After the pool, and after eating a very, very late lunch, and after a long shower, I did make it out into the world one day.  I visited two vintage clothing stores and found things I could use in the studio.  At one store, the girls were young and model-ly and I had them hold up pieces to see the sizing.  I wanted to ask them to come to the studio, of course, but that would not be appropriate.  At least it didn't feel that way.  They will be there, I thought.  They will always be there.  And then at the camera store, in the parking lot, I looked through the big windows of the building next door into the ballet studio.  Young girls in black leotards and leggings were standing straight, hands above their heads, bending left, then right.  I wondered how I could ever ask to photograph them, thought of how wonderful my pictures of them would be, thought of the way I'd shoot, the tonalities and the light.  And then I thought of the mothers who had brought them.  I could never do it, I thought, though I knew I should. 

The camera store did not have the battery I needed, so I returned to the car and sat for a moment to check for messages and sip from the glass of scotch that I had poured at home to help settle my stomach after lunch.  The sun was going down.  The light on the dancers was warm and inviting. 

That night, I got a text from one of the mother's of a young girl I used to shoot with.  We shot together for many months and I got to know her parents, would go to their house for dinner and drinks.  You might remember that I helped her sign with an agency. . . and that was the last I saw of her.  That was a couple years ago now, but the mother was anxious to have me over to dinner with her and her husband this weekend.  I wrote her back and said I would not be able to make it this weekend, that I was all booked up, but that she might tell her daughter to come shoot with me sometime and we could all go out for dinner afterwards.  It was late at night and we were texting back and forth like kids, really.  She said she needed to go to bed and goodnight, but being in my cups I offered that she was invited to come shoot, too, as I remembered her telling me things and showing me old photographs of herself as a model that obviated her desire.  "Come, "I said.  "You will have fun." 

Then she wrote something that woke me:  "You are such a hypnotist, aren't you?" 

I thought about the incredible truths that I can't tell that are true nonetheless, and I was pretty certain she was right. 

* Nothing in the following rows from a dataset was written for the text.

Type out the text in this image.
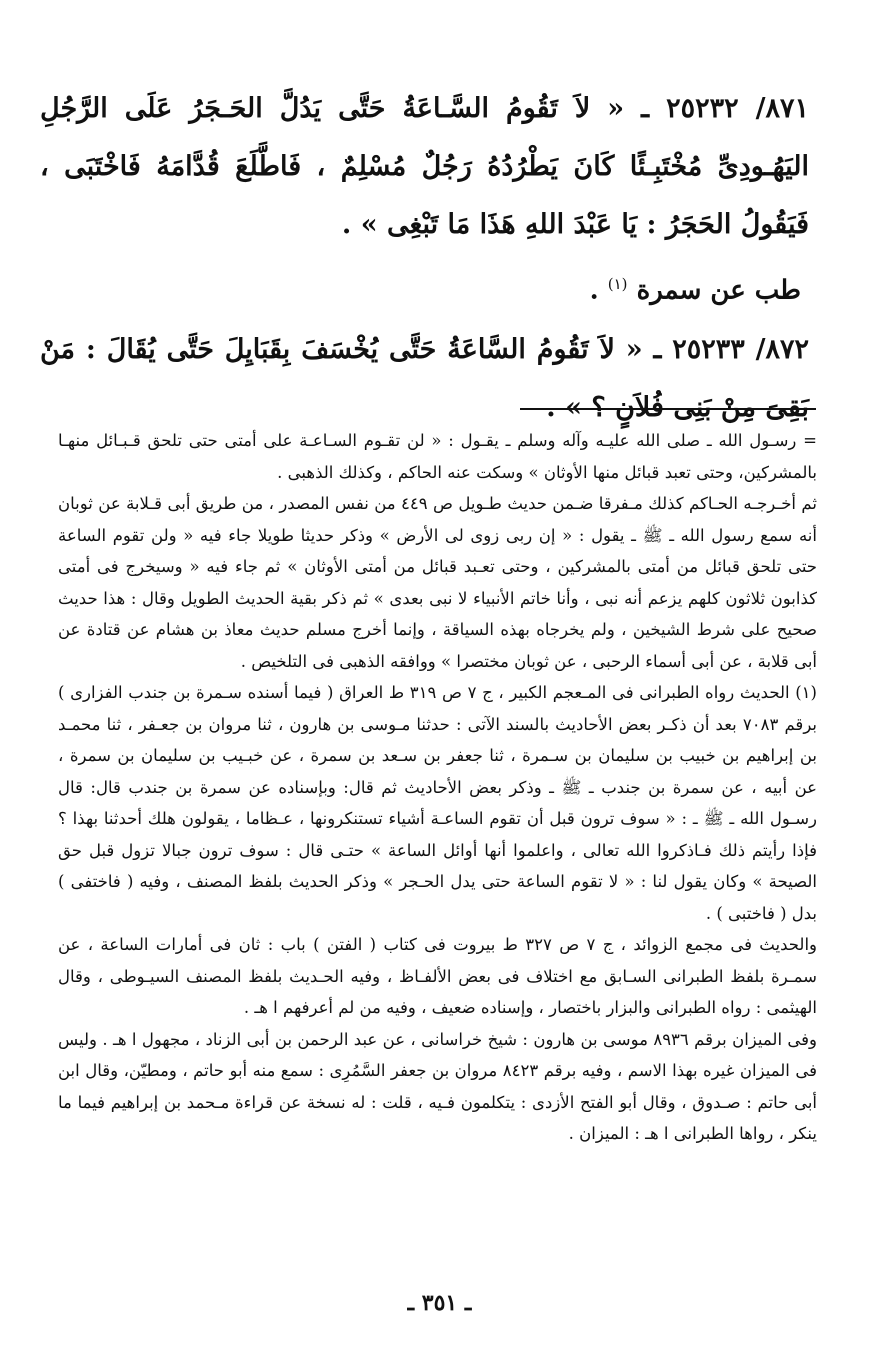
٨٧١/ ٢٥٢٣٢ ـ « لاَ تَقُومُ السَّـاعَةُ حَتَّى يَدُلَّ الحَـجَرُ عَلَى الرَّجُلِ اليَهُـودِىِّ مُخْتَبِـئًا كَانَ يَطْرُدُهُ رَجُلٌ مُسْلِمٌ ، فَاطَّلَعَ قُدَّامَهُ فَاخْتَبَى ، فَيَقُولُ الحَجَرُ : يَا عَبْدَ اللهِ هَذَا مَا تَبْغِى » .

طب عن سمرة $^{(١)}$ .

٨٧٢/ ٢٥٢٣٣ ـ « لاَ تَقُومُ السَّاعَةُ حَتَّى يُخْسَفَ بِقَبَايِلَ حَتَّى يُقَالَ : مَنْ بَقِىَ مِنْ بَنِى فُلاَنٍ ؟ » .

= رسـول الله ـ صلى الله عليـه وآله وسلم ـ يقـول : « لن تقـوم السـاعـة على أمتى حتى تلحق قـبـائل منهـا بالمشركين، وحتى تعبد قبائل منها الأوثان » وسكت عنه الحاكم ، وكذلك الذهبى .

ثم أخـرجـه الحـاكم كذلك مـفرقا ضـمن حديث طـويل ص ٤٤٩ من نفس المصدر ، من طريق أبى قـلابة عن ثوبان أنه سمع رسول الله ـ ﷺ ـ يقول : « إن ربى زوى لى الأرض » وذكر حديثا طويلا جاء فيه « ولن تقوم الساعة حتى تلحق قبائل من أمتى بالمشركين ، وحتى تعـبد قبائل من أمتى الأوثان » ثم جاء فيه « وسيخرج فى أمتى كذابون ثلاثون كلهم يزعم أنه نبى ، وأنا خاتم الأنبياء لا نبى بعدى » ثم ذكر بقية الحديث الطويل وقال : هذا حديث صحيح على شرط الشيخين ، ولم يخرجاه بهذه السياقة ، وإنما أخرج مسلم حديث معاذ بن هشام عن قتادة عن أبى قلابة ، عن أبى أسماء الرحبى ، عن ثوبان مختصرا » ووافقه الذهبى فى التلخيص .

(١) الحديث رواه الطبرانى فى المـعجم الكبير ، ج ٧ ص ٣١٩ ط العراق ( فيما أسنده سـمرة بن جندب الفزارى ) برقم ٧٠٨٣ بعد أن ذكـر بعض الأحاديث بالسند الآتى : حدثنا مـوسى بن هارون ، ثنا مروان بن جعـفر ، ثنا محمـد بن إبراهيم بن خبيب بن سليمان بن سـمرة ، ثنا جعفر بن سـعد بن سمرة ، عن خبـيب بن سليمان بن سمرة ، عن أبيه ، عن سمرة بن جندب ـ ﷺ ـ وذكر بعض الأحاديث ثم قال: وبإسناده عن سمرة بن جندب قال: قال رسـول الله ـ ﷺ ـ : « سوف ترون قبل أن تقوم الساعـة أشياء تستنكرونها ، عـظاما ، يقولون هلك أحدثنا بهذا ؟ فإذا رأيتم ذلك فـاذكروا الله تعالى ، واعلموا أنها أوائل الساعة » حتـى قال : سوف ترون جبالا تزول قبل حق الصيحة » وكان يقول لنا : « لا تقوم الساعة حتى يدل الحـجر » وذكر الحديث بلفظ المصنف ، وفيه ( فاختفى ) بدل ( فاختبى ) .

والحديث فى مجمع الزوائد ، ج ٧ ص ٣٢٧ ط بيروت فى كتاب ( الفتن ) باب : ثان فى أمارات الساعة ، عن سمـرة بلفظ الطبرانى السـابق مع اختلاف فى بعض الألفـاظ ، وفيه الحـديث بلفظ المصنف السيـوطى ، وقال الهيثمى : رواه الطبرانى والبزار باختصار ، وإسناده ضعيف ، وفيه من لم أعرفهم ا هـ .

وفى الميزان برقم ٨٩٣٦ موسى بن هارون : شيخ خراسانى ، عن عبد الرحمن بن أبى الزناد ، مجهول ا هـ . وليس فى الميزان غيره بهذا الاسم ، وفيه برقم ٨٤٢٣ مروان بن جعفر السَّمُرِى : سمع منه أبو حاتم ، ومطيّن، وقال ابن أبى حاتم : صـدوق ، وقال أبو الفتح الأزدى : يتكلمون فـيه ، قلت : له نسخة عن قراءة مـحمد بن إبراهيم فيما ما ينكر ، رواها الطبرانى ا هـ : الميزان .

ـ ٣٥١ ـ
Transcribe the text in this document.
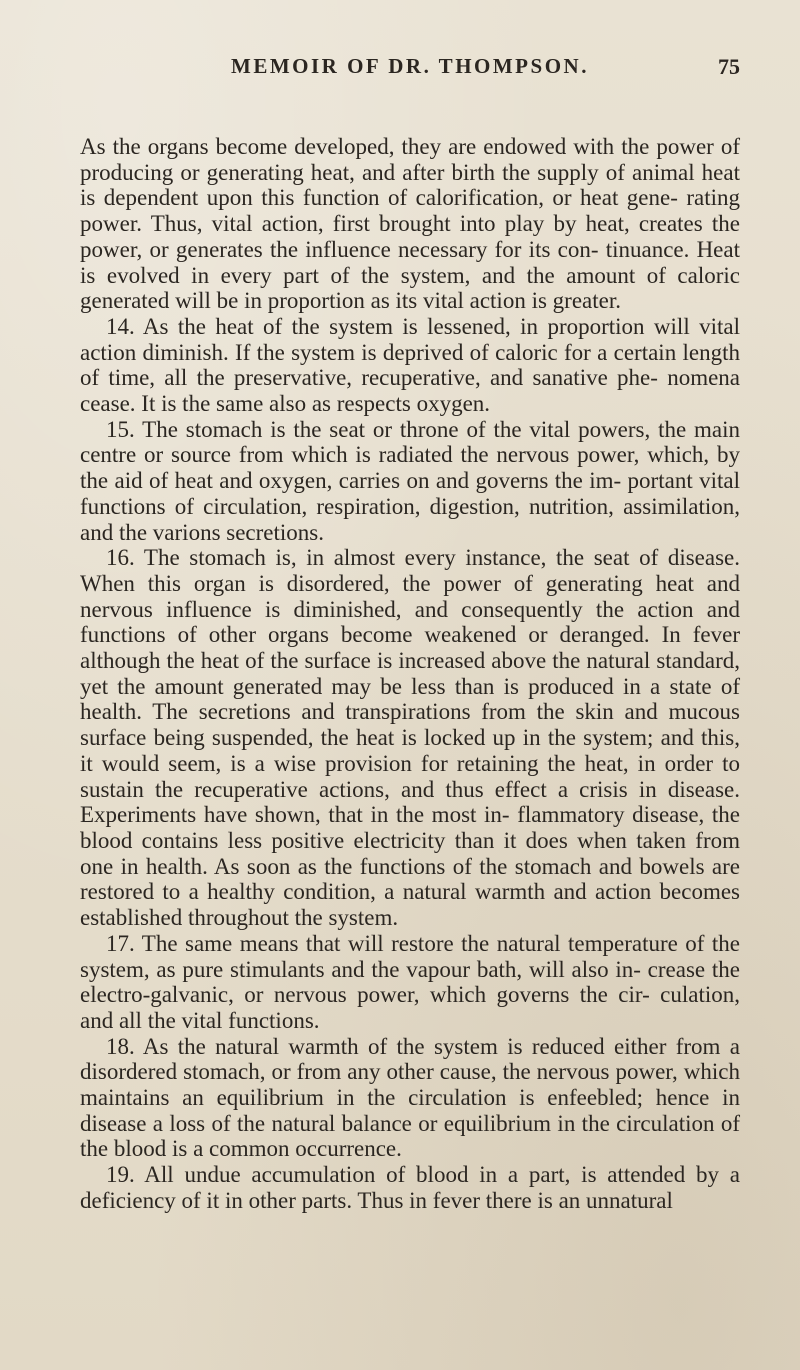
MEMOIR OF DR. THOMPSON.	75

As the organs become developed, they are endowed with the power of producing or generating heat, and after birth the supply of animal heat is dependent upon this function of calorification, or heat gene- rating power. Thus, vital action, first brought into play by heat, creates the power, or generates the influence necessary for its con- tinuance. Heat is evolved in every part of the system, and the amount of caloric generated will be in proportion as its vital action is greater.

14. As the heat of the system is lessened, in proportion will vital action diminish. If the system is deprived of caloric for a certain length of time, all the preservative, recuperative, and sanative phe- nomena cease. It is the same also as respects oxygen.

15. The stomach is the seat or throne of the vital powers, the main centre or source from which is radiated the nervous power, which, by the aid of heat and oxygen, carries on and governs the im- portant vital functions of circulation, respiration, digestion, nutrition, assimilation, and the varions secretions.

16. The stomach is, in almost every instance, the seat of disease. When this organ is disordered, the power of generating heat and nervous influence is diminished, and consequently the action and functions of other organs become weakened or deranged. In fever although the heat of the surface is increased above the natural standard, yet the amount generated may be less than is produced in a state of health. The secretions and transpirations from the skin and mucous surface being suspended, the heat is locked up in the system; and this, it would seem, is a wise provision for retaining the heat, in order to sustain the recuperative actions, and thus effect a crisis in disease. Experiments have shown, that in the most in- flammatory disease, the blood contains less positive electricity than it does when taken from one in health. As soon as the functions of the stomach and bowels are restored to a healthy condition, a natural warmth and action becomes established throughout the system.

17. The same means that will restore the natural temperature of the system, as pure stimulants and the vapour bath, will also in- crease the electro-galvanic, or nervous power, which governs the cir- culation, and all the vital functions.

18. As the natural warmth of the system is reduced either from a disordered stomach, or from any other cause, the nervous power, which maintains an equilibrium in the circulation is enfeebled; hence in disease a loss of the natural balance or equilibrium in the circulation of the blood is a common occurrence.

19. All undue accumulation of blood in a part, is attended by a deficiency of it in other parts. Thus in fever there is an unnatural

"You will be thinking of this when you go to bed," I wrote.  "It is o.k.  It will be fun.  I'm an artist and we will make beautiful things.  Lie down and think about it.  You will want to and you will come." 

"Of course I will," she said.  "Sweet dreams." 

In the end, though, it was I who lay in bed and thought of images and how they seduce.  I saw the pictures I wanted to take, saw them as clearly as if they had already been made.  It is a danger, though, to live in your head.  It is time to go into the world and live.